Jakarta, CNBC Indonesia – Bank pelat merah PT Bank Negara Indonesia (Persero) Tbk. (BBNI) mencatatkan penyaluran kredit mencapai Rp 695,16 triliun dalam tiga bulan pertama 2024. Jumlah itu bertumbuh tipis dari posisi akhir tahun lalu yang berada di angka Rp 695,08 triliun.

Penyaluran kredit tersebut terutama didorong oleh ekspansi atas pinjaman yang diberikan dalam mata uang asing. Tercatat pinjaman mata uang asing BNI naik 5,51% menjadi RP 139,79 triliun dari semula hanya Rp 132,49 triliun. Porsi terbesar pinjaman matra uang asing tercatat dalam denominasi dolar yang angkanya mencapai Rp 136,27 triliun atau nyaris seluruhnya.

Berdasarkan sektor ekonomi, pinjaman BNI dalam mata uang rupiah paling besar diberikan kepada sektor perdagangan, restoran dan hotel senilai Rp 111,84 triliun.
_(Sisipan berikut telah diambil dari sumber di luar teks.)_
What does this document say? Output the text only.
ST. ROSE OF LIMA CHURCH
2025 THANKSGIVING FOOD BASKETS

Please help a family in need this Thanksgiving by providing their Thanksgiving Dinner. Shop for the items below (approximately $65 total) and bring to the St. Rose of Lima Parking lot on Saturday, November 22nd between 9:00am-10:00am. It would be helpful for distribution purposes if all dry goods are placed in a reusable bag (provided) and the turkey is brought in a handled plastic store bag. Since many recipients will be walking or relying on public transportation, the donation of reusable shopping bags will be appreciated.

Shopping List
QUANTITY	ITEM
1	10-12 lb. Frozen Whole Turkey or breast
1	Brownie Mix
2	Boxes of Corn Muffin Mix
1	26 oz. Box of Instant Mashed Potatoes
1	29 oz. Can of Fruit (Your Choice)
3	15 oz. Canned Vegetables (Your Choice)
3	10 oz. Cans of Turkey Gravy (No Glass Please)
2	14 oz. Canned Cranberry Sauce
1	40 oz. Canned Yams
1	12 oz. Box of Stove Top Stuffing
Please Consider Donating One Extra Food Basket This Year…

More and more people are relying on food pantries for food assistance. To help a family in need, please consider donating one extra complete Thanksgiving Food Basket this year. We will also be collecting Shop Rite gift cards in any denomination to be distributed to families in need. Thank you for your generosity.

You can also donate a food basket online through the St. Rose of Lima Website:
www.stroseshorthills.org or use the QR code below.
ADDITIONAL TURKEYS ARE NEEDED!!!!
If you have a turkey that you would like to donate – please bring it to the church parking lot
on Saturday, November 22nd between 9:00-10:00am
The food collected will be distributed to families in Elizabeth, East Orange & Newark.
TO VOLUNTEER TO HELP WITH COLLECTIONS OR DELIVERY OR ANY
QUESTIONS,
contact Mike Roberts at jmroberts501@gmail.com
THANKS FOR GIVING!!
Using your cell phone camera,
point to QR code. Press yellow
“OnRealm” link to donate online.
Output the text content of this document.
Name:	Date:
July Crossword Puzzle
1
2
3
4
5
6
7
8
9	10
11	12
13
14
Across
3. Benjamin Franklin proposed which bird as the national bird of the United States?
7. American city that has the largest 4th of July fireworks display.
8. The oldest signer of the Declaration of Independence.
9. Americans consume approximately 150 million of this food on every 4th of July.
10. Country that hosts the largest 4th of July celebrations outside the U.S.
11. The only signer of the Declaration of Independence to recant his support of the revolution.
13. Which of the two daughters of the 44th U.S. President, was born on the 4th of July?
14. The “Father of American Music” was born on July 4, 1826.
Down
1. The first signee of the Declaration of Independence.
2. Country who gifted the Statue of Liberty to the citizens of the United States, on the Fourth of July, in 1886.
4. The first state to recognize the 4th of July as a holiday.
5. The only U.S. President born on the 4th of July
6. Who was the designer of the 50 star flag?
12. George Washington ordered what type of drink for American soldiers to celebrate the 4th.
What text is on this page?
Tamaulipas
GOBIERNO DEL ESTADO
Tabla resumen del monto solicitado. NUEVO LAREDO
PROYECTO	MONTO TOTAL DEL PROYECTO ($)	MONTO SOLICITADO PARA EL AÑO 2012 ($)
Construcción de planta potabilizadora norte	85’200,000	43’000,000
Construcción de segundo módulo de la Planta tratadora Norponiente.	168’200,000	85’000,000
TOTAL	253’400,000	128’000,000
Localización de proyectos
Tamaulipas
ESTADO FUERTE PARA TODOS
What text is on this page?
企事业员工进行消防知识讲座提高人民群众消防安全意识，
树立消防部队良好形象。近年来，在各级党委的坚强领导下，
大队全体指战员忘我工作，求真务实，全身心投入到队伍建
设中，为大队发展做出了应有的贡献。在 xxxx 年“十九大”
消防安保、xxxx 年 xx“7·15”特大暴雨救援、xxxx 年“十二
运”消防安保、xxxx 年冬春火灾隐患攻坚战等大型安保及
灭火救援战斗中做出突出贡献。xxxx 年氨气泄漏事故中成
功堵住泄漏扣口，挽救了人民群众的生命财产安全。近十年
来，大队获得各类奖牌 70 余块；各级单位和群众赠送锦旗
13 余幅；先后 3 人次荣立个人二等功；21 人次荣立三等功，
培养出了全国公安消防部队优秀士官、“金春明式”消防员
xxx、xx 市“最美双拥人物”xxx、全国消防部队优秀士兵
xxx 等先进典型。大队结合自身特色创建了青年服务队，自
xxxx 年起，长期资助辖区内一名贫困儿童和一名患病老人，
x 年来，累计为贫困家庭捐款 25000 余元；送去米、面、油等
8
Sementara sektor yang mengalami pertumbuhan atas pinjaman rupiah adalah konstruksi, jasa dunia usaha, listrik gas dan air, serta sektor lainnya.

Sedangkan untuk pinjaman mata uang asing, paling besar diberikan di sektor perindustrian, dengan kenaikan terjadi di sejumlah sektor termasuk perdagangan, restoran dan hotel serta jasa pelayanan sosial.

Pada kuartal pertama tahun 2024, BNI mencatat laba bersih Rp 5,33 triliun pada kuartal pertama 2024. Angka tersebut naik 2,03% secara tahunan (yoy) dibandingkan periode yang sama tahun sebelumnya senilai Rp 5,22 triliun.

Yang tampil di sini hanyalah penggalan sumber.